As we can see, this is the same chunk as before. Finally, we can query the index with text and get the most relevant documents by providing a short question.

In [None]:
collection.query(query_texts=["Does belief polarization require fake news?"])["documents"]

[['multiple factors related to news sharing that may contribute to polarization on various topics.\nFinally, our analysis goes to the heart of how new communication channels and formats\non the Internet can aﬀect polarization. They can lower information quality in some cases.\nFor instance, tweets and social-media posts tend to be short and few people read the linked\narticles (Bakshy et al. (2015); Gabielkov et al. (2016)). People may also misperceive how\nnews-feed algorithms work on social media, which we model with alternative misspeciﬁcations\nand show that they have similar implications to selection neglect (Section 7). All this can\nlead to polarization, even without deliberate misinformation. Yet, the Internet has arguably\nmagniﬁed the spread of fake news through social connections. As a byproduct of our analysis,\nwe ﬁnd that selective sharing is one (and in a sense the only) channel through which fake\nnews can cause polarization.
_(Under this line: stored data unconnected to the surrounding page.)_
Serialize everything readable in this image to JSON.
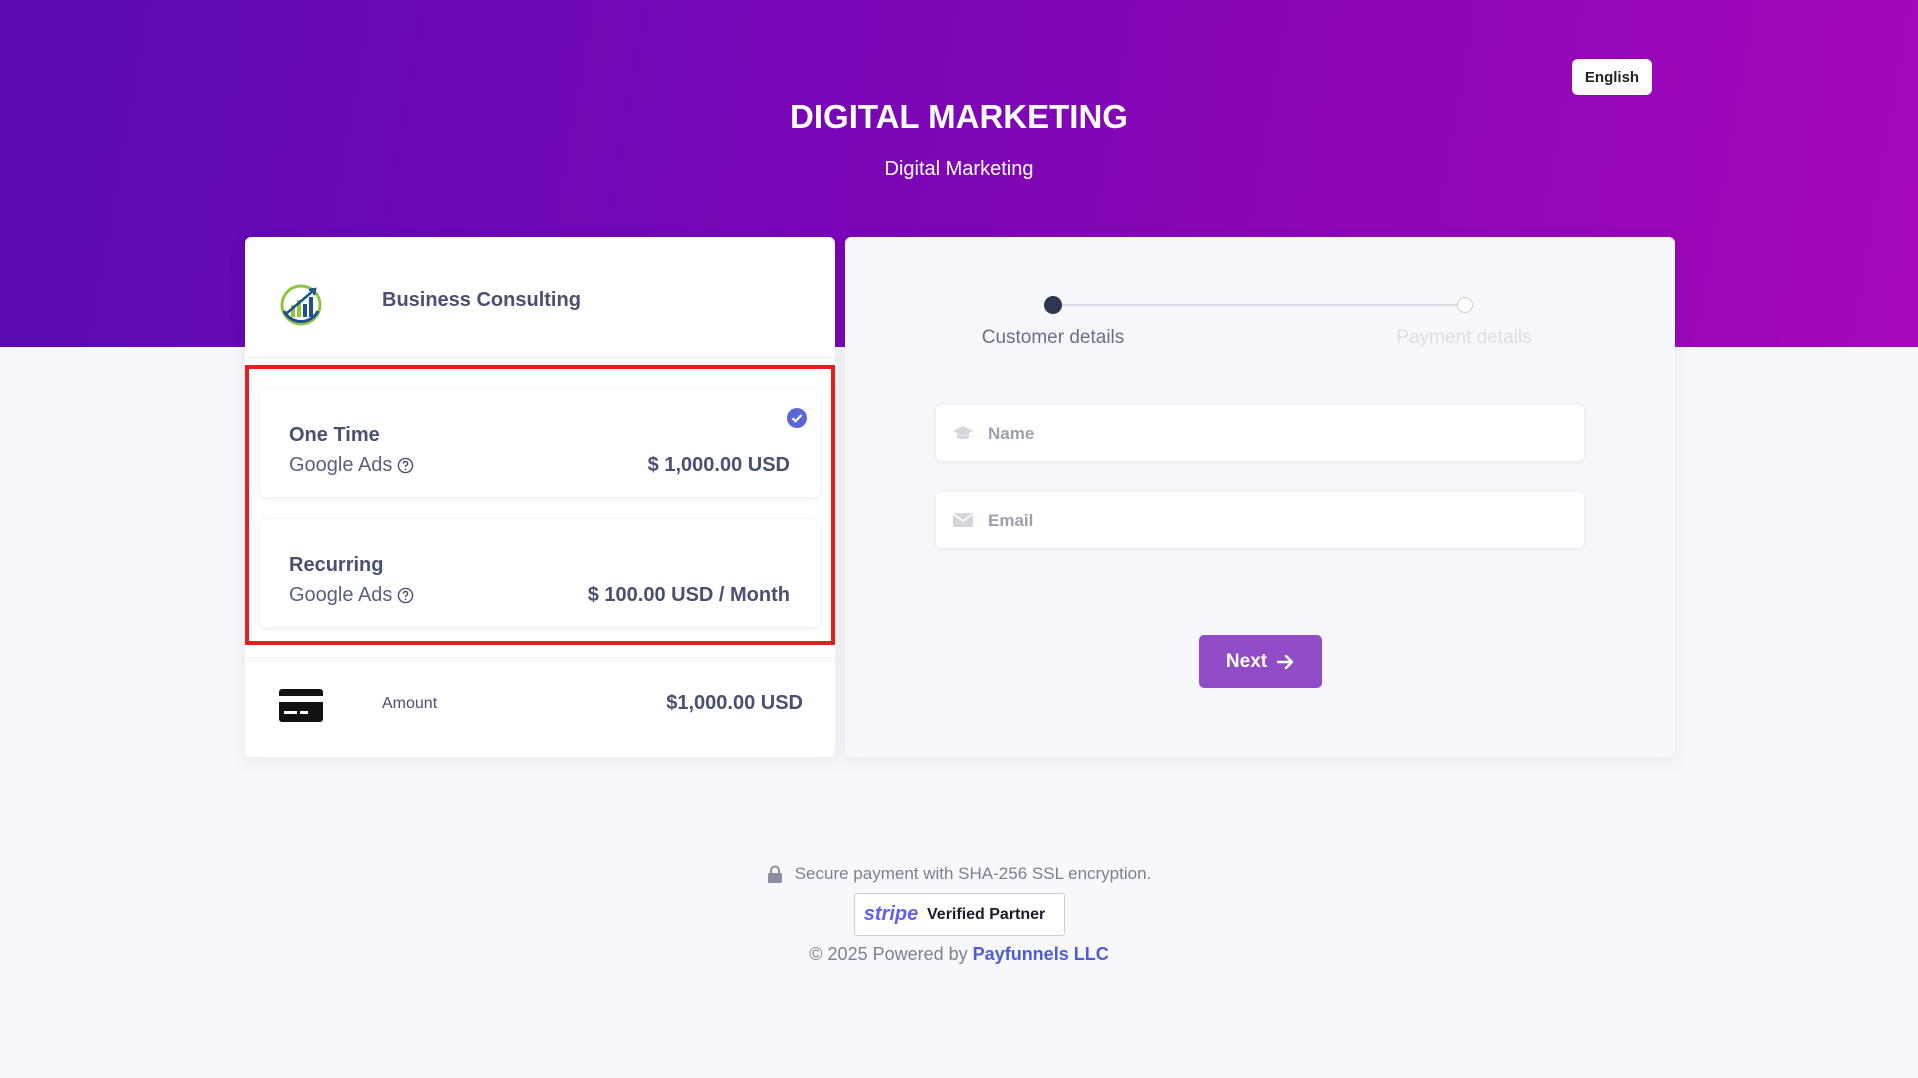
{
  "header": {
    "language": "English",
    "title": "DIGITAL MARKETING",
    "subtitle": "Digital Marketing"
  },
  "business": {
    "name": "Business Consulting",
    "logo_icon": "growth-chart-icon"
  },
  "plans": [
    {
      "title": "One Time",
      "description": "Google Ads",
      "price": "$ 1,000.00 USD",
      "selected": true
    },
    {
      "title": "Recurring",
      "description": "Google Ads",
      "price": "$ 100.00 USD / Month",
      "selected": false
    }
  ],
  "amount": {
    "label": "Amount",
    "value": "$1,000.00 USD"
  },
  "stepper": {
    "steps": [
      {
        "label": "Customer details",
        "active": true
      },
      {
        "label": "Payment details",
        "active": false
      }
    ]
  },
  "form": {
    "name_placeholder": "Name",
    "email_placeholder": "Email",
    "next_label": "Next"
  },
  "footer": {
    "secure_text": "Secure payment with SHA-256 SSL encryption.",
    "stripe_logo": "stripe",
    "stripe_badge": "Verified Partner",
    "copyright_prefix": "© 2025 Powered by",
    "company": "Payfunnels LLC"
  },
  "colors": {
    "accent": "#8f4cc6",
    "highlight": "#e01f1f",
    "check": "#5b67d8",
    "link": "#4f5ad9"
  }
}
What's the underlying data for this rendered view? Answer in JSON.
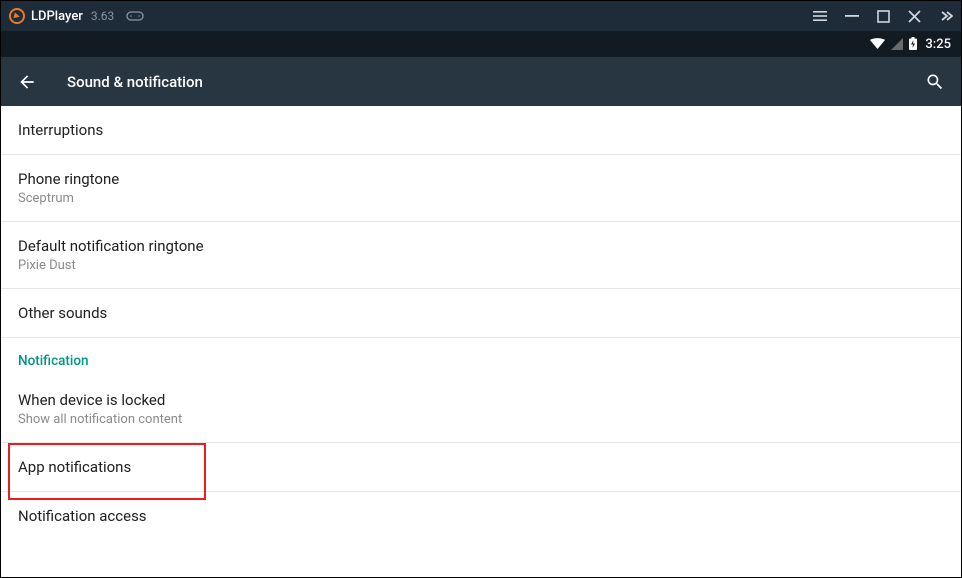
{
  "titlebar": {
    "app_name": "LDPlayer",
    "app_version": "3.63"
  },
  "statusbar": {
    "time": "3:25"
  },
  "appbar": {
    "title": "Sound & notification"
  },
  "settings": {
    "interruptions": {
      "title": "Interruptions"
    },
    "phone_ringtone": {
      "title": "Phone ringtone",
      "value": "Sceptrum"
    },
    "default_notification_ringtone": {
      "title": "Default notification ringtone",
      "value": "Pixie Dust"
    },
    "other_sounds": {
      "title": "Other sounds"
    },
    "section_notification": "Notification",
    "when_device_locked": {
      "title": "When device is locked",
      "value": "Show all notification content"
    },
    "app_notifications": {
      "title": "App notifications"
    },
    "notification_access": {
      "title": "Notification access"
    }
  }
}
This could explain why fake news have become

Each of these results can be used to inform a a response.

Finally, we have completed the *Retrieval* part of **Retrieval Augmented Generation (RAG)**, which uses semantic searches to provide context to an LLM to enhance the quality of text generation. This method also lowers the probability of hallucination, which happens when a text generator outputs made plausible but false information.